Afro-IP has come across an inspiring tale of an American musician whose songs had become the fabric of South African society during the 1970s and 80s. The musician was not only oblivious to his fame and following on the African continent, his modest lifestyle and anonymity (many thought him to be dead) in his home country were in stark contrast to the iconic image he had created (and not exploited). Apparently he did not receive a single cent in royalties for the numerous record sales he had made. In fact, by all accounts he was financially very poor. Yet, after watching the short documentary by 60 Minutes, one wonders whether he (and us) are in fact richer for his experience especially if one compares him to the lifestyles and images of his contemporaries.
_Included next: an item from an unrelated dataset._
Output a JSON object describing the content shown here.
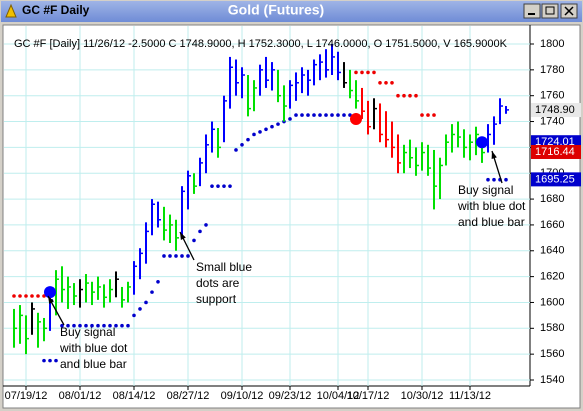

In a sense Rodriguez's story also contributes to the evangelism of creative commons and open access for it is an example of under exploitation (by Rodriguez anyway) and a resultant greater good that, in many ways, also elevates the individual, his image legacy and original creations. At the same time IP (copyright, reputational rights and trade marks) are extremely important as they are crucial to protecting and enhancing his legacy even beyond his lifetime, if they are used appropriately. It is an illustration, amongst many others, of why it is important to consider how IP is used and not focus on whether it should exist, if used inappropriatelty, as is so often the case in Africa.
The story also highlights why artists have such a dim view of collection societies and production companies. Rodriguez apparently did not receive a cent from his record sales as this post elaborates.